Ricordo poi un’azione politica che viene già perseguita, ma deve essere potenziata: la ricerca al lume della Menorah degli amici degli ebrei, gli spesso ignorati filosemiti. Sappiamo tutti delle collaborazioni religiose e di altre preziose iniziative. Qui voglio accennare a incontri non sulla pace, non sulla Shoah, ma sulla identificazione, anche individuale, degli ebrei con gli altri e degli altri con gli ebrei. Oppure ci fa un po’ di vergogna quel tedesco luterano di Lubecca, quel Thomas Mann che ci voleva tanto bene? Gioacchino Belli? E poi cl teniamo ben lontani da quel giudeo ucraino che, quando dipingeva un crocefisso, gli metteva addosso il talleth. Avete indovinato, è proprio Chagall.

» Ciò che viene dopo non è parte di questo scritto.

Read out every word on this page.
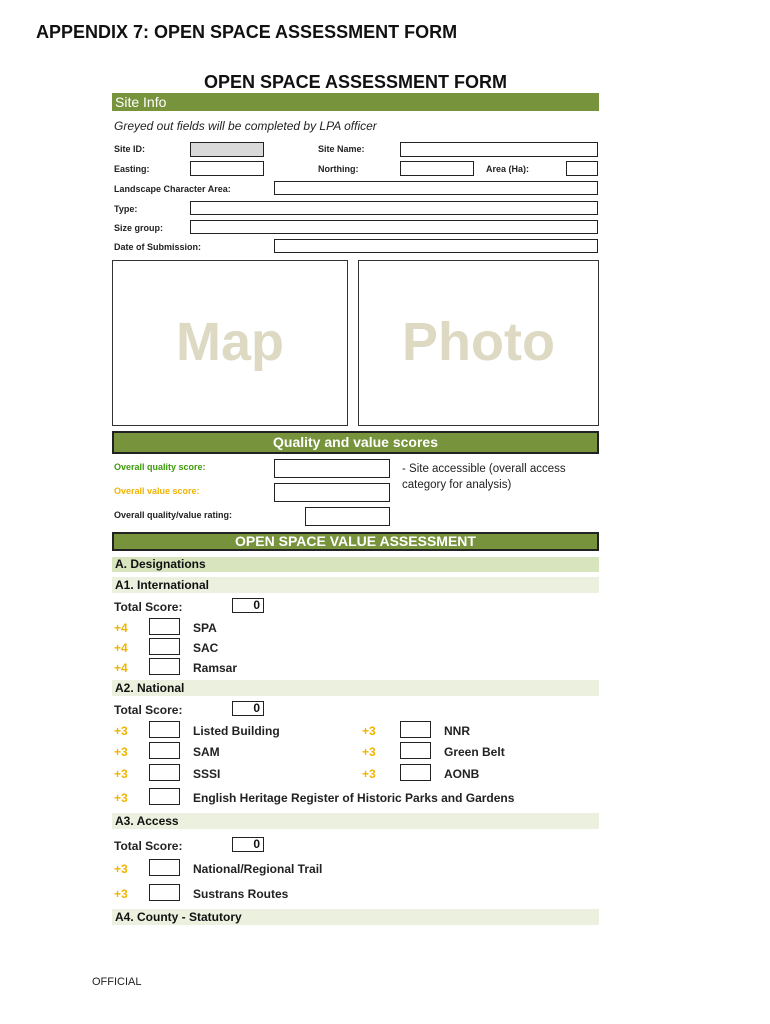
APPENDIX 7: OPEN SPACE ASSESSMENT FORM
OPEN SPACE ASSESSMENT FORM
Site Info
Greyed out fields will be completed by LPA officer
Site ID:	Site Name:
Easting:	Northing:	Area (Ha):
Landscape Character Area:
Type:
Size group:
Date of Submission:
Map	Photo
Quality and value scores
Overall quality score:
Overall value score:
- Site accessible (overall access category for analysis)
Overall quality/value rating:
OPEN SPACE VALUE ASSESSMENT
A. Designations
A1. International
Total Score:	0
+4	SPA
+4	SAC
+4	Ramsar
A2. National
Total Score:	0
+3	Listed Building	+3	NNR
+3	SAM	+3	Green Belt
+3	SSSI	+3	AONB
+3	English Heritage Register of Historic Parks and Gardens
A3. Access
Total Score:	0
+3	National/Regional Trail
+3	Sustrans Routes
A4. County - Statutory
OFFICIAL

Degli schieramenti politici ho già parlato, spero esaurientemente, dell’antisemitismo fin troppo, dello Stato di Israele ho, come detto, scritto su Pagine Ebraiche. Vorrei ancora dire qualcosa sul tema che mi è più difficile. Quello religioso. Ne parlo liberamente perché so di rivolgermi ad amici che perdoneranno i miei errori, e, caso mai, li correggeranno. Antonio Gramsci, nel suo discorso sugli ebrei che ho già citato, sosteneva una tesi che ritengo più che giusta: gli ebrei italiani costituiscono una delle regioni italiane. E infatti, dico io, gli ebrei italiani non sono solo una minoranza religiosa, ma anche culturale, etnica, folcloristica, culinaria, italiana di pieno diritto, e anche una civiltà differente. Per chi si spaventasse troppo di queste argomentazioni consiglio di confrontare la civiltà siciliana con quella piemontese, uguali di religione ma differenti in tutto il resto. Però non nei momenti critici: quando i piemontesi diventano francesi per i siciliani, e i siciliani arabi per i piemontesi.
La tendenza ideale, anzi, sognata, di trasformare l’UCEI in organizzazione laica e civile, sarebbe di grande utilità per tutti.
Ho finito, e sparo nel buio un razzo di segnalazione: la nuova, fantascientifica classificazione laica dell’ebraismo risolverebbe i problemi della pluralità, quelli dello schieramento politico, e forse semplificherebbe i rapporti con Israele (vedi Pagine Ebraiche). Mi sa che una organizzazione assai simile a questa esista già negli USA, e forse anche altrove.
Certo, se mi viene in mente quel che è successo nell’URSS, dove gli ebrei erano classificati, con grande mio orgoglio sinistrese di allora, come Nazione, nascondo la testa sotto il cuscino! Chiudo gli occhi e vedo avanzare nel buio gli “Assassini in camice bianco”.